In in one of his last interviews at the Vatican in 2015, Gutierrez recalled that the Catholic Church never condemned Liberation Theology, a new way of living the Christian experience that emerged in Latin America after the Second Vatican Council (1962-1965).
“There has never been a condemnation of Liberation Theology. Never… What did happen was a dialogue with the Congregation for the Doctrine of the Faith. A very critical dialogue, certainly,” he explained.
During the 1980s, however, Liberation Theology was harshly criticized in several documents by the Congregation for the Doctrine of the Faith, when Joseph Ratzinger, who later became Pope Benedict XVI, was prefect.
“‘The greatest violence is poverty,’ wrote Gustavo Gutierrez. His denunciation of the capitalist structural injustices earned him the hostility of John Paul II and the most conservative sectors of the Catholic Church, such as Opus Dei and the Legionaries of Christ. The criticisms did not deter him from his view of Christianity as a liberating message,” the Spanish writer Rafael Narbona explained.

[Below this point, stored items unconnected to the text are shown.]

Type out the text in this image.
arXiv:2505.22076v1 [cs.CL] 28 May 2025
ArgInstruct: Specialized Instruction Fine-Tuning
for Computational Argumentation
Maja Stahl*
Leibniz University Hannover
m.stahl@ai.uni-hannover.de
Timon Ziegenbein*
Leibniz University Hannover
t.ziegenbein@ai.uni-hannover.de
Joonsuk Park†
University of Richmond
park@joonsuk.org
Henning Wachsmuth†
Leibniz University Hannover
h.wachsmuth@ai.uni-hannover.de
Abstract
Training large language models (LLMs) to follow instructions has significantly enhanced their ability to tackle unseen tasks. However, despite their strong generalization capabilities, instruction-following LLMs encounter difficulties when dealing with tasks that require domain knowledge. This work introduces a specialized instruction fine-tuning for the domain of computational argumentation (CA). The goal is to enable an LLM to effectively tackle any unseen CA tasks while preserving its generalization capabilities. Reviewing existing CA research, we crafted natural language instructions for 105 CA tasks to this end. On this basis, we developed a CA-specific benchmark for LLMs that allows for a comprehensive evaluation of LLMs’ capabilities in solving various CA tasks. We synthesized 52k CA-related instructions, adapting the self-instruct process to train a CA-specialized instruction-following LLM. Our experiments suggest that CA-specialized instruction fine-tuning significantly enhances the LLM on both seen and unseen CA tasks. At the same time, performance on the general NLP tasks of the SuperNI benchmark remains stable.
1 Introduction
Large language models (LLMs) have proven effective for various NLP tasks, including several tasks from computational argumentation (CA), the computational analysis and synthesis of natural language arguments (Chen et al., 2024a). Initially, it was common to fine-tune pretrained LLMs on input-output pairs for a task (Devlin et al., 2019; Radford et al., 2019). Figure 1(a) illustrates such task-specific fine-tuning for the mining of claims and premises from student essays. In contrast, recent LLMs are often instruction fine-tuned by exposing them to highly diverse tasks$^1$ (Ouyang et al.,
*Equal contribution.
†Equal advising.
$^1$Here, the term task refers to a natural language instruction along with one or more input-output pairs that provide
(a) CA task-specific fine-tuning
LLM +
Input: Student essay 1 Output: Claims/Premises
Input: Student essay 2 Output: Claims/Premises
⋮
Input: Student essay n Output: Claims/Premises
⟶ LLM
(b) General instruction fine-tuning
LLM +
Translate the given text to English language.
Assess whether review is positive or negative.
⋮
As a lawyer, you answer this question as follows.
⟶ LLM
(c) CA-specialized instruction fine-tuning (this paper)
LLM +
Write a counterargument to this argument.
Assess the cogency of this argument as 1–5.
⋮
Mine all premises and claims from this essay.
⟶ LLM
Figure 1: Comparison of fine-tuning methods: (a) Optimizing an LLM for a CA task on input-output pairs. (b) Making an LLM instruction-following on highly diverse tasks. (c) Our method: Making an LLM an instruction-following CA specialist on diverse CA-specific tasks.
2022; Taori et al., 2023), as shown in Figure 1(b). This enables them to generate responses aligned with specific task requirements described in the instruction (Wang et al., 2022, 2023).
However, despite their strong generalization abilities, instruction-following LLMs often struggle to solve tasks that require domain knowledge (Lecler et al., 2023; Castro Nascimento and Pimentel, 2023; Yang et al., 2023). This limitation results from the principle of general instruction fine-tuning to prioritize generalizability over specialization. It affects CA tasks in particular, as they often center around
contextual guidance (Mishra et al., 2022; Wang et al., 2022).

“Gutierrez never tired of repeating that ‘poverty is not a fate, it is a condition; it is not misfortune, it is injustice. It is the result of social structures and mental and cultural categories, linked to how society has been built in its various forms’,” he added.
“Poverty is a scandalous condition that attacks human dignity and, therefore, it is contrary to the will of God,” said the Latin American theologian committed to the poor.
“His way of understanding the Gospel cost him misunderstanding and rejection by the hierarchy. Pope Francis put an end to the criticisms and praised his work, encouraging him to continue writing,” Narbona said.
“Gutierrez understood theology as ‘a protest against trampled human dignity, a struggle against the dispossession of the vast majority of people, an act of love that liberates in the construction of a new, just, and fraternal society’,” The Spanish writer recalled regarding a Peruvian Franciscan father who became a universal philosopher.